Monday, 29 June 2015

Why We Need Good Libraries

For the past two years I have been researching the impact of climate change on food and agriculture. The other day I searched the University of Regina Library for five serious books that I wanted to read. They had none of them. I checked out Amazon, and of course they had them, but the cost of the books ranged between $100 and $200. It is not at all unusual to find that the science books cost even more – up to $400 to $500. That’s why we need good libraries.

However, the trend across Canada is for libraries to buy fewer and fewer books. Some seem to have virtually stopped five or ten years ago. Libraries are also getting rid of books, or putting them in warehouses where access if very difficult. I noticed last year in Peterborough that I was almost the only person in the stacks at Trent University looking for books.
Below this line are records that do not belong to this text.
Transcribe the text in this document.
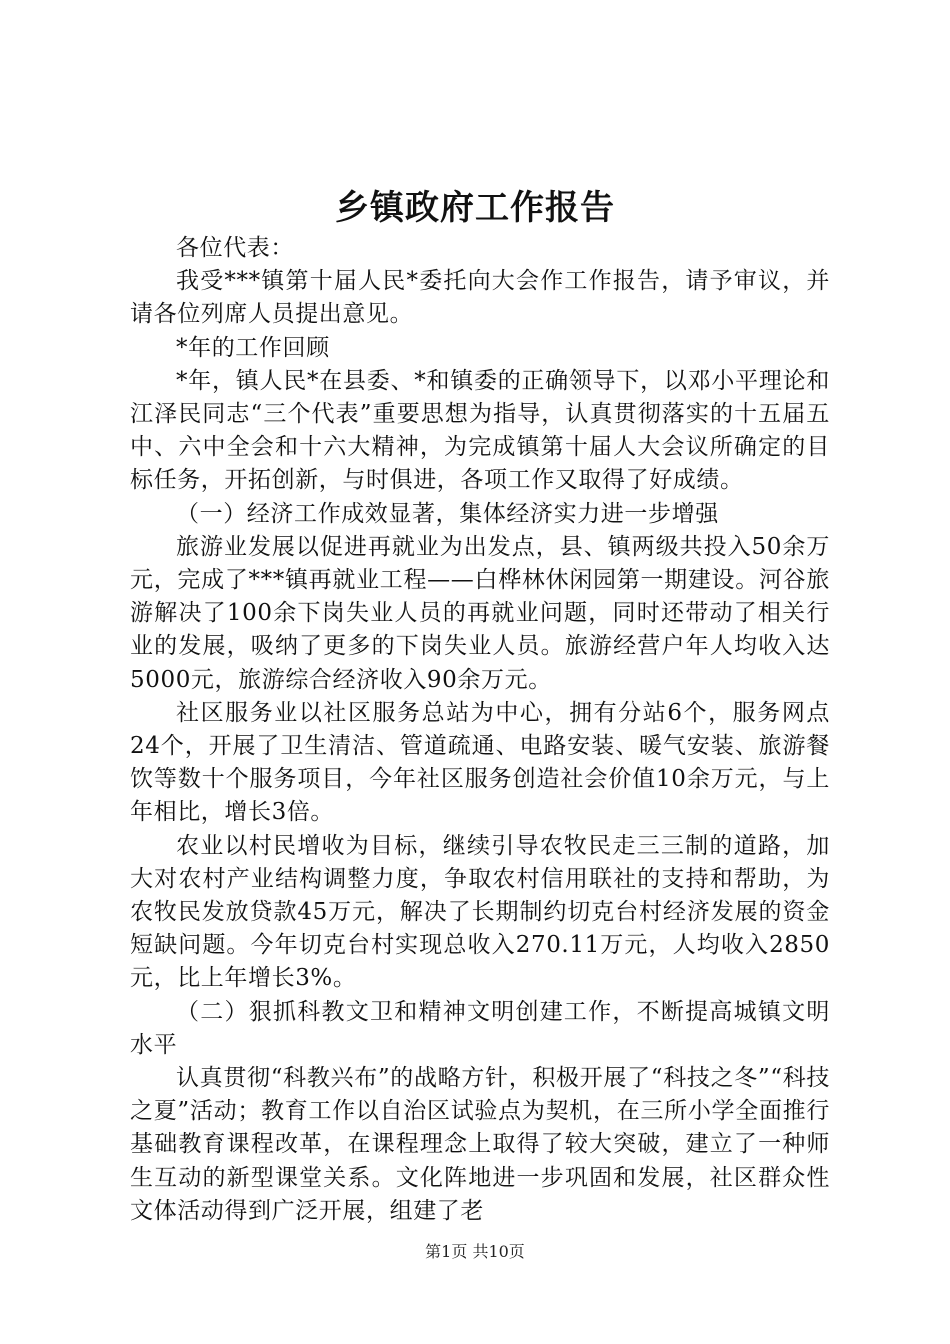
乡镇政府工作报告

各位代表：

我受***镇第十届人民*委托向大会作工作报告，请予审议，并请各位列席人员提出意见。

*年的工作回顾

*年，镇人民*在县委、*和镇委的正确领导下，以邓小平理论和江泽民同志“三个代表”重要思想为指导，认真贯彻落实的十五届五中、六中全会和十六大精神，为完成镇第十届人大会议所确定的目标任务，开拓创新，与时俱进，各项工作又取得了好成绩。

（一）经济工作成效显著，集体经济实力进一步增强

旅游业发展以促进再就业为出发点，县、镇两级共投入50余万元，完成了***镇再就业工程——白桦林休闲园第一期建设。河谷旅游解决了100余下岗失业人员的再就业问题，同时还带动了相关行业的发展，吸纳了更多的下岗失业人员。旅游经营户年人均收入达5000元，旅游综合经济收入90余万元。

社区服务业以社区服务总站为中心，拥有分站6个，服务网点24个，开展了卫生清洁、管道疏通、电路安装、暖气安装、旅游餐饮等数十个服务项目，今年社区服务创造社会价值10余万元，与上年相比，增长3倍。

农业以村民增收为目标，继续引导农牧民走三三制的道路，加大对农村产业结构调整力度，争取农村信用联社的支持和帮助，为农牧民发放贷款45万元，解决了长期制约切克台村经济发展的资金短缺问题。今年切克台村实现总收入270.11万元，人均收入2850元，比上年增长3%。

（二）狠抓科教文卫和精神文明创建工作，不断提高城镇文明水平

认真贯彻“科教兴布”的战略方针，积极开展了“科技之冬”“科技之夏”活动；教育工作以自治区试验点为契机，在三所小学全面推行基础教育课程改革，在课程理念上取得了较大突破，建立了一种师生互动的新型课堂关系。文化阵地进一步巩固和发展，社区群众性文体活动得到广泛开展，组建了老

第1页 共10页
Everyone else was on the Internet, which apparently has all the info that anyone needs to have.

Then of course there is the Stephen Harper government which is shutting down and destroying science libraries and research programs. Book burners.

The Library of Congress
Main Reading Room, Jefferson Building.

Here is a real library, from Margaret Truman:

“The Library of Congress ... houses more than 115 million ‘items’ on 532 miles of bookshelves in three large buildings: more than 17 million books. ... There are 2 million recordings, 12 million photographs, 4 million maps and 47 million manuscripts. ..The LC has holdings in 460 languages. It has four thousand employees, some of whom serve overseas in offices in Rio de Janeiro, Cairo, New Delhi, Islamabad, Jakarta and Nairobi, in acquisition offices in Moscow and Tokyo.” (Yes, I am re-reading her Murder at the Library of Congress.)
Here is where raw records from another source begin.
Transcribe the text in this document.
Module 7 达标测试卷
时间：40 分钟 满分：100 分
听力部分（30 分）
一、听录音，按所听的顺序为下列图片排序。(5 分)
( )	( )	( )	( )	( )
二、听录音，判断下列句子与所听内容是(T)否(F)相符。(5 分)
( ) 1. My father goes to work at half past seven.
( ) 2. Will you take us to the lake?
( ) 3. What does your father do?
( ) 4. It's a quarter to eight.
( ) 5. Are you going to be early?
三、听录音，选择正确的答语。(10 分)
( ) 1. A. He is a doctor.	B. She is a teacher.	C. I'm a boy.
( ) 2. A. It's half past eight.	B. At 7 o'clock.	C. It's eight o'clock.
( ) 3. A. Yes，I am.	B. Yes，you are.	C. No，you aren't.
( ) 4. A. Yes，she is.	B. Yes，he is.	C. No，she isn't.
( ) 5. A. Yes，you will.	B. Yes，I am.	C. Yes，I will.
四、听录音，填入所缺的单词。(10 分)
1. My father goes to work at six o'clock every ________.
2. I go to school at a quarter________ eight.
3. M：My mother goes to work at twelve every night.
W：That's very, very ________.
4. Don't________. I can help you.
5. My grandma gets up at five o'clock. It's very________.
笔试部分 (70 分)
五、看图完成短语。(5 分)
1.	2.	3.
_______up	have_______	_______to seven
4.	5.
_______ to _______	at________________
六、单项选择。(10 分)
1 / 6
The LC has a huge staff of professionals and scholars whose job it is to search anywhere in the world for good collections and try to acquire them. Even purchase them. But then, the USA is the centre of the unipolar world.

I am pleased to report that when I was a graduate student in Washington, D.C. I worked full time in the LC, 1957-61. I started working in the stacks, then moved up to the Reference Department in the Main Reading Room of the Jefferson Building, the only one at the time. From there I advanced to the Manuscripts Division, where I worked in the Presidential Papers section. It was charged with cataloging all the Presidents’ papers which were part of the LC collection. I worked as an Archivist-Historian on the papers of Grover Cleveland, Calvin Coolidge and Abraham Lincoln. Not a bad job, eh? Left it to join the U.S. Foreign Service and work at the Department of State.